Pablo Castillo Montt
Die strafrechtliche Behandlung der Sterbehilfe im deutschen und chilenischen Recht
Status
Das Projekt ist abgeschlossen
In Deutschland und Chile steigt die Nachfrage nach Sterbehilfe ständig. Die Herangehensweise des Strafrechts an das Thema ist in beiden Ländern stark repressiv und wird den gesellschaftlichen Bedürfnissen nicht immer gerecht, sodass in den kommenden Jahren eine Zuspitzung der Problematik zu erwarten ist.
Die Arbeit analysiert, inwiefern die bisherige – insbesondere in Chile – sehr restriktive Regelung legitim und kriminalpolitisch sinnvoll ist. Aufgrund der fortgeschrittenen Diskussion in Deutschland stellt sich außerdem die Frage, ob die dortige Regelung einschließlich ihrer rechtstheoretischen Grundlagen als Vorbild für das chilenische Modell dienen könnte. Schließlich werden Richtlinien für eine künftige Sterbehilferegelung ausgearbeitet. Die funktional-rechtsvergleichende Untersuchung beginnt mit einer Darstellung der nationalen verfassungsrechtlichen Rahmenbedingungen und des anwendbaren „Sterbehilferechts“ unter Einbeziehung der dafür entwickelten Rechtsdogmatik und Rechtsprechung und deckt das jeweils zugrunde liegende Rechtsdenken und seine Evolution auf. Zudem wird eine Queranalyse beider Länder durchgeführt und als Grundlage für rechtspolitische Überlegungen herangezogen.
Im Ergebnis zeigt sich, dass das Verständnis des Grundrechts auf Leben in den beiden Ländern zu unterschiedlichen Einstellungen zur Sterbehilfe führt. Die deutsche freiheitsorientierte Auffassung verneint rein staatliche (bzw. vom Grundrechtsträger losgelöste) Ansprüche bezüglich der Erhaltung des Lebens und lässt die Regelung der Sterbehilfe innerhalb der verfassungsrechtlichen Grenzen offen. Chile statuiert hingegen die Verpflichtung des Staates zum uneingeschränkten Schutz des Lebens „an sich“ – ohne Rücksicht auf den Willen des Grundrechtsträgers –, was das kriminalpolitische Handlungsspektrum des Gesetzgebers einschränkt.
In Bezug auf die aktiven Formen der ärztlichen Sterbehilfe zeigen beide Länder eine dezidiert verbietende Tendenz, jedoch mit unterschiedlichen Ausgangspunkten. In Deutschland – wo die Tötung auf Verlangen generell strafbar ist und in Bezug auf Suizidbeihilfe Rechtsunsicherheit herrscht – ist Strafgrund der Beteiligung an einer Selbsttötung die abstrakte Gefährlichkeit des Verhaltens. Dagegen fußt die ausnahmslose Strafbarkeit der Tötung auf Verlangen und der Suizidbeihilfe in Chile auf der Unverfügbarkeit des Lebens.

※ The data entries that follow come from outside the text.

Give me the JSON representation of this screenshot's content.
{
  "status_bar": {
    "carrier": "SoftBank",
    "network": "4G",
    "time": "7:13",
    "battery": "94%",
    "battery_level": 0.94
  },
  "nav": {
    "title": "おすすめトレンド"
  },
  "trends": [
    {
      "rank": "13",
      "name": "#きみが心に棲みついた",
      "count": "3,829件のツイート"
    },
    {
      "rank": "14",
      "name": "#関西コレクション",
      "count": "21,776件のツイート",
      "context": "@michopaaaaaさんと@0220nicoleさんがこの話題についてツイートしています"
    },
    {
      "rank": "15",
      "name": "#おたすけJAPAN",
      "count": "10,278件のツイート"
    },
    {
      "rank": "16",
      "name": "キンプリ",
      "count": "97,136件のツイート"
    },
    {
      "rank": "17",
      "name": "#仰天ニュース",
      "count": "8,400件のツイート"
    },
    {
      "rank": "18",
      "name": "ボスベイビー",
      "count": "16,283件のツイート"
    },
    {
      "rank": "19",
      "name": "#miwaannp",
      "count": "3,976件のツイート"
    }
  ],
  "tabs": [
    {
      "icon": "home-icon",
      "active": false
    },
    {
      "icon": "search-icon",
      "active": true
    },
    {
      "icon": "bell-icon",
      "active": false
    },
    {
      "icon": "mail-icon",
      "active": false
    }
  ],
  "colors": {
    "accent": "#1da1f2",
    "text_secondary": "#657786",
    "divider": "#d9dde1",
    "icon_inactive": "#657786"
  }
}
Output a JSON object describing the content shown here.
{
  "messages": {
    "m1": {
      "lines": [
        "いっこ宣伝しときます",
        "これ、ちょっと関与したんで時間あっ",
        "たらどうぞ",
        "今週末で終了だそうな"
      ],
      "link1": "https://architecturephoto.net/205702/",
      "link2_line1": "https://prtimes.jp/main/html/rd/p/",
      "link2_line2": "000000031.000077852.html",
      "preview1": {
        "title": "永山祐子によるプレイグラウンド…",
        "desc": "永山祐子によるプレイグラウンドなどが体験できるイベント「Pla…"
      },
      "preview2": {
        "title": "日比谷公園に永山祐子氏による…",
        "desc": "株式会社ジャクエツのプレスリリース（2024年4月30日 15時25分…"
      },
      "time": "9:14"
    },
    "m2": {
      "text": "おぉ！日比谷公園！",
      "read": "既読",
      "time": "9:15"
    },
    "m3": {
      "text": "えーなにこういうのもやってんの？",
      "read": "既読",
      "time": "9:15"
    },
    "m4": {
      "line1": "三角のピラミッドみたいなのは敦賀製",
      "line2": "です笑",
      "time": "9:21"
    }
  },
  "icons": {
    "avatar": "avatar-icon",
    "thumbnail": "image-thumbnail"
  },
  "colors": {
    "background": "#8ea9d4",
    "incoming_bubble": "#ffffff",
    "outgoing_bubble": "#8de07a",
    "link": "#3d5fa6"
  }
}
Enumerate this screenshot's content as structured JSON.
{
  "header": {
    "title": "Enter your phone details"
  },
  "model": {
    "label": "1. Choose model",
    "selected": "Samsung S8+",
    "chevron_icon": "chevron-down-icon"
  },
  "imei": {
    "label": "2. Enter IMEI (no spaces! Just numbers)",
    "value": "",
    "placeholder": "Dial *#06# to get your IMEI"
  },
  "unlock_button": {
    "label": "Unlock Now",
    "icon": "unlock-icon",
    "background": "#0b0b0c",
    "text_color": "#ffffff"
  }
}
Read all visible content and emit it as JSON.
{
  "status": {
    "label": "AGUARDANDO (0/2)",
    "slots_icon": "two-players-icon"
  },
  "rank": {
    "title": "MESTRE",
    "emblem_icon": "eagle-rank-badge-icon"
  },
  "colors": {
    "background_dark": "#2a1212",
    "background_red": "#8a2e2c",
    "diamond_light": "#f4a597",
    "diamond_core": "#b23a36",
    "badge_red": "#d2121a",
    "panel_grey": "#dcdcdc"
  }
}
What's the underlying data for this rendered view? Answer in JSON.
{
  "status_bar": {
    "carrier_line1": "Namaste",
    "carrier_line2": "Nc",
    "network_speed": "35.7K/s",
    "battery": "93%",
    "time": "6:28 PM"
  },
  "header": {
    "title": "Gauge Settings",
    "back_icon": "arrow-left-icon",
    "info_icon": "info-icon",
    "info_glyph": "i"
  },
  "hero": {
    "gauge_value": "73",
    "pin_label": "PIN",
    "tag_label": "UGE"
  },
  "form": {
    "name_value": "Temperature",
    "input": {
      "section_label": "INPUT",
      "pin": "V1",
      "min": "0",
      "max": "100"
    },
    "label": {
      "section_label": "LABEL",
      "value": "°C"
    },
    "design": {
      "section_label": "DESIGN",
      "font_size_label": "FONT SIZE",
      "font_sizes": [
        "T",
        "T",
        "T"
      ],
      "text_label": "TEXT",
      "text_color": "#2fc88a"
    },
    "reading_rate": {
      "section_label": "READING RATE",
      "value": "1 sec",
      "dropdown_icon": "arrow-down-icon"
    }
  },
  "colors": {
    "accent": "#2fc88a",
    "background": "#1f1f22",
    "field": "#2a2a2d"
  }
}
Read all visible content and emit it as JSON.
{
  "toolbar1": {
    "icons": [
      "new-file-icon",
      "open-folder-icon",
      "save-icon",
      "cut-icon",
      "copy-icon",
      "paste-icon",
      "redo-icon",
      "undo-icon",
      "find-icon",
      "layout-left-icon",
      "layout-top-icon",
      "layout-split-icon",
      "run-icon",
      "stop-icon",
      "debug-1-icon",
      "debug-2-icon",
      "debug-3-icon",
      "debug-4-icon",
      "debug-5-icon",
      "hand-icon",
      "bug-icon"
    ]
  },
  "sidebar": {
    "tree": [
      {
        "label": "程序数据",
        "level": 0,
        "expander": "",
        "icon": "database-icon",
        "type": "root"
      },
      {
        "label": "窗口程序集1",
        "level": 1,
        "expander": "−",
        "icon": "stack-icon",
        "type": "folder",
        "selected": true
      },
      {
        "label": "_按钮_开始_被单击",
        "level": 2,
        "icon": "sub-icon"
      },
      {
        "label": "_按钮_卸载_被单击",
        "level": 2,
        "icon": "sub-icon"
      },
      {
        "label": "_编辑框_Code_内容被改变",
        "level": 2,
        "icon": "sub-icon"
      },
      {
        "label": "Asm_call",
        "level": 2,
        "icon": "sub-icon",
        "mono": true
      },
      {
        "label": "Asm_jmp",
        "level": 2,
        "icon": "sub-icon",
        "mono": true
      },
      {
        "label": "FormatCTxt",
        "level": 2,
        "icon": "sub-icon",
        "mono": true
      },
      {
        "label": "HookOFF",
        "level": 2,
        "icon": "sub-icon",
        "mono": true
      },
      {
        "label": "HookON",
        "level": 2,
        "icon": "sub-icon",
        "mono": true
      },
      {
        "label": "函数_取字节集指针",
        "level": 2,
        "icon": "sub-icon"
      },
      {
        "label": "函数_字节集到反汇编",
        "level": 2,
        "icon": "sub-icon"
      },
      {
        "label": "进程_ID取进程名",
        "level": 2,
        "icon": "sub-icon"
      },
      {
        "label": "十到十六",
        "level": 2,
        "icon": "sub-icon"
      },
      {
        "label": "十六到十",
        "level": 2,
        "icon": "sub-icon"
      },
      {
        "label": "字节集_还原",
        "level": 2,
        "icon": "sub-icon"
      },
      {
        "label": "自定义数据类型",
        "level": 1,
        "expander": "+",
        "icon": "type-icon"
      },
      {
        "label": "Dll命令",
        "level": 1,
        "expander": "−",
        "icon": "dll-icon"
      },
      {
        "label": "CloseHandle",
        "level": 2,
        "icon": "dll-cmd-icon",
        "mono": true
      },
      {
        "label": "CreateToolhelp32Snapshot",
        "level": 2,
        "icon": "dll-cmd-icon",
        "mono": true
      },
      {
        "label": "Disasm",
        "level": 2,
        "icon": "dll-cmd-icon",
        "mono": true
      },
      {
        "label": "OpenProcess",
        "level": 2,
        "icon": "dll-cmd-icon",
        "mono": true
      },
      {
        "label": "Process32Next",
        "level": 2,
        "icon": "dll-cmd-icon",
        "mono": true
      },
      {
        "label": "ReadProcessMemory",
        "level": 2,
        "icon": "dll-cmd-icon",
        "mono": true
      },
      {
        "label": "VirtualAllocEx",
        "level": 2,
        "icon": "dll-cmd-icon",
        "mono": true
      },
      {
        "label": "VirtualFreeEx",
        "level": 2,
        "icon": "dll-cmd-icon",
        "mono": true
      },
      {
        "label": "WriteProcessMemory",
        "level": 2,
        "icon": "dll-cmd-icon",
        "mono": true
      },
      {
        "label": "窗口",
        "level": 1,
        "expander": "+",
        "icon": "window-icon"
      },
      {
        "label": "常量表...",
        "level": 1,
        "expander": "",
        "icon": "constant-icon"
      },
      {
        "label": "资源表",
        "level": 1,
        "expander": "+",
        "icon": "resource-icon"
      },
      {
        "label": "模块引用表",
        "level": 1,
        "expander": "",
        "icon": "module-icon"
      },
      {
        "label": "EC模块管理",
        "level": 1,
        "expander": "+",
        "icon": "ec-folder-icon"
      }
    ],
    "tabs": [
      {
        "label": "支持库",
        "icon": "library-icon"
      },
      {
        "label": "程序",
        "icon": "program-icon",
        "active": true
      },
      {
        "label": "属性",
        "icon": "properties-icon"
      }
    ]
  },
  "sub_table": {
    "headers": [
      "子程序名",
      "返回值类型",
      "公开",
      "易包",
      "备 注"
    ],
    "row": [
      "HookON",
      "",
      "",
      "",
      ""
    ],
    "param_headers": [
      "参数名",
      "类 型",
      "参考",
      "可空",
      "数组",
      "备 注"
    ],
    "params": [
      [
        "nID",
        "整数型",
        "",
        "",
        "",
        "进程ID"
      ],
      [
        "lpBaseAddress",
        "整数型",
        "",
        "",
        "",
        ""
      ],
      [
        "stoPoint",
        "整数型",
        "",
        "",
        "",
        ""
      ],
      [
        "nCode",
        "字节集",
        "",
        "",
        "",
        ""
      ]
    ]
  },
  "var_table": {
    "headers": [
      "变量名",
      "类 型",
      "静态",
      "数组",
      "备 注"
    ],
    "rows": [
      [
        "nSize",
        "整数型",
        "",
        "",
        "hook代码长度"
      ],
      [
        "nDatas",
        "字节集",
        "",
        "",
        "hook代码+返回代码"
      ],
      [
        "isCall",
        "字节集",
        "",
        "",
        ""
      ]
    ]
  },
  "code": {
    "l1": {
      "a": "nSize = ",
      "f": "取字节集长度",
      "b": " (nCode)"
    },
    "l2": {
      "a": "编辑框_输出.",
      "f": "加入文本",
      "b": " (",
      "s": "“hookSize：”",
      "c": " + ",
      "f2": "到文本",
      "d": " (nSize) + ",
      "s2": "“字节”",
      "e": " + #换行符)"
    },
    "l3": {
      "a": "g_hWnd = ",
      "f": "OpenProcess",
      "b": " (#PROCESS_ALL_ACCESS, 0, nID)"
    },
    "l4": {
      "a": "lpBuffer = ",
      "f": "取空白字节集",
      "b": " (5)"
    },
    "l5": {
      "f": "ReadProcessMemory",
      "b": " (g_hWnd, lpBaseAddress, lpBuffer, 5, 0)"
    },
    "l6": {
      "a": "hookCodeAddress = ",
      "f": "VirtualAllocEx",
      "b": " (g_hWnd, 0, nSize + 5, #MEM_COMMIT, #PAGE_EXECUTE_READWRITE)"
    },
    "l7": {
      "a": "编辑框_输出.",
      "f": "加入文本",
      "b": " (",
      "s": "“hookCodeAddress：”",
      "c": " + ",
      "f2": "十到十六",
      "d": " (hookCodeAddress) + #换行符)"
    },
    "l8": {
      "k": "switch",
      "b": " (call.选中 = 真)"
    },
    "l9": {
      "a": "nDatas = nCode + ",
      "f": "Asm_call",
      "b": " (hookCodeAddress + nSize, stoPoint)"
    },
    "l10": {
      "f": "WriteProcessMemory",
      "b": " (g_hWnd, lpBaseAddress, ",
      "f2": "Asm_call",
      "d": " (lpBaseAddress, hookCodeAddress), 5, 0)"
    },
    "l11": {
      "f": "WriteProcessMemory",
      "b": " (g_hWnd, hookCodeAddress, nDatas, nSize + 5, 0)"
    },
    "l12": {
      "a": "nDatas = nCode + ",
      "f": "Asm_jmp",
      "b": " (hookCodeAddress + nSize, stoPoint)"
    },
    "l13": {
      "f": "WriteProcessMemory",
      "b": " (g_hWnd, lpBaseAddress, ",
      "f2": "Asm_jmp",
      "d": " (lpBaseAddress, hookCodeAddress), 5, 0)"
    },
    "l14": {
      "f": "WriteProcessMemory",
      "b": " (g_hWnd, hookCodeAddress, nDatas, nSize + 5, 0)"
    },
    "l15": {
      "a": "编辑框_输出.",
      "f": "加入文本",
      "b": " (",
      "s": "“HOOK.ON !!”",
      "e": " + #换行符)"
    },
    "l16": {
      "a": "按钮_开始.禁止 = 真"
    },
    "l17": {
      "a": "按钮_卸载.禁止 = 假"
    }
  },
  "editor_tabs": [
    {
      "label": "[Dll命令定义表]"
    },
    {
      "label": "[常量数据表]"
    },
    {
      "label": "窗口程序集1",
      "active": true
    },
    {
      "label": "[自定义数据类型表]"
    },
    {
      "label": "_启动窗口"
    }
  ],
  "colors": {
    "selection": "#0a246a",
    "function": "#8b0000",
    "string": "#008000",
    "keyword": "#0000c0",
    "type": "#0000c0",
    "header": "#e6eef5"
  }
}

Größere Unterschiede gibt es im Bereich des Behandlungsverzichts. Während in Deutschland die Patientenautonomie normativ stark gesichert ist und bei Entscheidungsunfähigkeit die Ermittlung und Durchsetzung des Patientenwillens verfahrensrechtlich kontrolliert wird, begünstigt die normativ unzureichend verankerte Patientenautonomie in Chile einen aufgedrängten Lebensschutz. Darüber hinaus fehlt in Chile eine umfassende Regelung der ärztlichen Behandlung bei Einwilligungsunfähigkeit und somit Rechtssicherheit für Patienten und Ärzte. Der deutsche freiheitliche und auf Vermeidung von Gefahren ausgerichtete Ansatz wird erwiesenermaßen den beiden Rechtssystemen gemeinsamen staatstheoretischen Grundlagen gerecht und empfiehlt sich als geeignetes Modell für eine dogmatische Korrektur des chilenischen Sterbehilferechts. Das deutsche positive Sterbehilferecht erscheint jedoch fragmentiert und lückenhaft und sollte folglich nicht unkritisch als Vorbild übernommen werden.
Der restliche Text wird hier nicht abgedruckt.